Так Аввакум познакомился со Свинтилой Савовым, подполковником медицинской службы в отставке, съемщиком квартиры на первом этаже. Это был одинокий, давно овдовевший старик. У него были женатые сыновья и замужние дочери, но они редко вспоминали о его существовании. Заботились о нем две женщины, абсолютные антиподы и по характеру и по возрасту: домашняя работница Йордана, старая дева лет шестидесяти, и внучатая племянница Виолета, веселая и своенравная девушка, студентка первою курса Академии художеств.
Когда они сошли вниз, Йордана окинула Аввакума таким бесцеремонно критическим взглядом, будто только от нее одной зависело его дальнейшее пребывание в этом доме. Но, видимо, его добротный бежевый плащ и шляпа с широкими полями произвели на нее хорошее впечатление, потому что на ее птичьем лице появилась одобрительная улыбка. Она любезно поздоровалась с гостем, проворно повесила плащ и шляпу на бронзовый крюк старинной вешалки и пригласила в гостиную. Хозяин дома куда-то вышел, и Аввакум остался один.

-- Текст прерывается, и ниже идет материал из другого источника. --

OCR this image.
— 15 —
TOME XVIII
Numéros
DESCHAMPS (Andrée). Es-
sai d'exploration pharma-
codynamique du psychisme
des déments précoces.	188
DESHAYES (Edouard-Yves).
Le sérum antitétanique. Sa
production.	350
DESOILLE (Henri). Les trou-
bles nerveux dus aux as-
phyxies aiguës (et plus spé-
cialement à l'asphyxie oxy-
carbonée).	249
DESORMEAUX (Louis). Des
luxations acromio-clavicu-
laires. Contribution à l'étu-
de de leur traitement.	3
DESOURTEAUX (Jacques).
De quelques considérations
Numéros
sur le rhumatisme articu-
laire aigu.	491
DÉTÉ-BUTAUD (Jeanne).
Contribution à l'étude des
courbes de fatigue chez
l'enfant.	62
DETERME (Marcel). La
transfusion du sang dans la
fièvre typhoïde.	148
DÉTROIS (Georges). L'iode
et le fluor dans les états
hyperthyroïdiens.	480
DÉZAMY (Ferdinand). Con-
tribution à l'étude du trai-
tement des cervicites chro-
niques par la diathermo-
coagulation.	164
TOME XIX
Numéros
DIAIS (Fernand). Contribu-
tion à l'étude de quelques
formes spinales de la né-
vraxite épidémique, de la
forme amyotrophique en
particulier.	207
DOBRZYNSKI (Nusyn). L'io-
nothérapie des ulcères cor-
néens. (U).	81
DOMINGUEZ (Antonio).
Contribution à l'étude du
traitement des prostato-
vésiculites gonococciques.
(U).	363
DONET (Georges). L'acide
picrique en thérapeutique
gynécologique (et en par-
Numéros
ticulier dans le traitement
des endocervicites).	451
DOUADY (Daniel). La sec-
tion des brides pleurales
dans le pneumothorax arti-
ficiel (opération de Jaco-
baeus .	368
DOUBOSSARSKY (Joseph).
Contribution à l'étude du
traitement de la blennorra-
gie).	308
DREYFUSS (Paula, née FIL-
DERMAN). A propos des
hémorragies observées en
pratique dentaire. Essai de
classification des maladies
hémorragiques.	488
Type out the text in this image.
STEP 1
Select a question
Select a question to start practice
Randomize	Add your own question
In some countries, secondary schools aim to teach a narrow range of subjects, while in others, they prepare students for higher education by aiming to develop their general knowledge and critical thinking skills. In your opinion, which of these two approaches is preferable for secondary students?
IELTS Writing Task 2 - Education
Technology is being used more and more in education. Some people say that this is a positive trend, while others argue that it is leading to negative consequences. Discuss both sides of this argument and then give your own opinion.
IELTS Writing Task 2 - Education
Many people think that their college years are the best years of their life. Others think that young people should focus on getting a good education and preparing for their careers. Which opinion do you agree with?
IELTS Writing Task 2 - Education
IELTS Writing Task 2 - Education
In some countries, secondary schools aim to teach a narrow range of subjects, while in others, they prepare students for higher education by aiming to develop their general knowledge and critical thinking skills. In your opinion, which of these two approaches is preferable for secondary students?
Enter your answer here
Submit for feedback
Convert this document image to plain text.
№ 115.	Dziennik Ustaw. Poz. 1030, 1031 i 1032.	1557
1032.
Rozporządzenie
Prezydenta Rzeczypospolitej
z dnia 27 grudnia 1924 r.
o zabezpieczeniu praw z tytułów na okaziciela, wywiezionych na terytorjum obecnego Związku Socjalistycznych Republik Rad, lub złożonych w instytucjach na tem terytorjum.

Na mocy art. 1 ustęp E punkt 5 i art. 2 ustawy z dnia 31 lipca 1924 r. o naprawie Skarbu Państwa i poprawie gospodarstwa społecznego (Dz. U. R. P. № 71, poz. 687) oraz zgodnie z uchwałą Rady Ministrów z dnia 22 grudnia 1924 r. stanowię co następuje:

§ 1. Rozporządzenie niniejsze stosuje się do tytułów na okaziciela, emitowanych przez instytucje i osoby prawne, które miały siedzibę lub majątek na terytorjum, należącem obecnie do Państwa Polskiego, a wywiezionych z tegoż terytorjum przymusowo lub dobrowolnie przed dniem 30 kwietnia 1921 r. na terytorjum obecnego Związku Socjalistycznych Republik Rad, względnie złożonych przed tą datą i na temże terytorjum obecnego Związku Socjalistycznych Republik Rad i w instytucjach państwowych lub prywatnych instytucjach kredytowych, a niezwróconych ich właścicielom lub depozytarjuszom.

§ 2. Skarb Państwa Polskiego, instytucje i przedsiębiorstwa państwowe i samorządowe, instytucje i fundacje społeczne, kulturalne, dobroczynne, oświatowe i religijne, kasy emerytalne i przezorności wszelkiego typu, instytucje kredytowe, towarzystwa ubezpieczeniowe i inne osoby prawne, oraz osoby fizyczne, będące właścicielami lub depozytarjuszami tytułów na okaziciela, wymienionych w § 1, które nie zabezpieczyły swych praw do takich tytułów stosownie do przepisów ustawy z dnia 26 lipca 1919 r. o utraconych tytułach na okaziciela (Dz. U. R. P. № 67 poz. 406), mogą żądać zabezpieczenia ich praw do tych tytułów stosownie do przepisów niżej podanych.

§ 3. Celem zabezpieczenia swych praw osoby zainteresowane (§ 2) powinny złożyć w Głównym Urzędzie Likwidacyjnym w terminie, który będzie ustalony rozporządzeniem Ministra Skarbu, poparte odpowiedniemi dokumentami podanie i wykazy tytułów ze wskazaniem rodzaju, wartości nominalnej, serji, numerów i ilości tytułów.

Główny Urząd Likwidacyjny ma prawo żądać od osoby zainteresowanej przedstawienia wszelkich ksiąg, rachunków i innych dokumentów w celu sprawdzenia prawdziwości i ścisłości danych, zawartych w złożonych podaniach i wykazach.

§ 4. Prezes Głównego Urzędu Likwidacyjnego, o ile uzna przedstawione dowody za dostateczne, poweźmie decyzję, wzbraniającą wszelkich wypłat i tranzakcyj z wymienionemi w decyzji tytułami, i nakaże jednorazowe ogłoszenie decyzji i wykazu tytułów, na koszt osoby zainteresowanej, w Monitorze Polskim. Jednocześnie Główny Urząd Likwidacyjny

Здесь все напоминало о давно ушедшем времени с его укладом, с славой, вкусами и о печальной, бедной старости, смиренно ожидающей своего неизбежною конца. Когда-то великолепный персидский ковер так вылинял, что узор еле различался. Красный плюш на креслах с вычурными спинками и подлокотниками с львиными головами протерся и лохматился до неприличия. Высокое старинное зеркало в багетовой раме. украшенной фигурками обнаженных женщин, потемнело. Гипс на нем местами потрескался и облупился, но женщины тем не менее выглядели веселыми и радостными, словно только что получили приглашение на новогодний бал во дворце. По углам стояли столики красного дерева с тонкими витыми ножками украшенные резными фигурками. кружевными узорами и гирляндами, — буржуазно-мещанское рококо, порожденное безвкусицей разбогатевших выскочек начала века. Между двух окон эркера стоял небольшой комод золотистого цвета, уставленный фарфоровыми статуэтками, перламутровыми коробочками, серебряными пудреницами и доброй дюжиной фотографий. Среди этого сверкающего хаоса вздымались бронзовые часы без стрелок, с навсегда остановившимся маятником. По обеим сторонам маятника держали друг друга за руки фарфоровые юноша и девушка — вероятно, Павел и Виргиния или же Герман и Доротея. На голове у Виргинии-Доротеи красовался венок.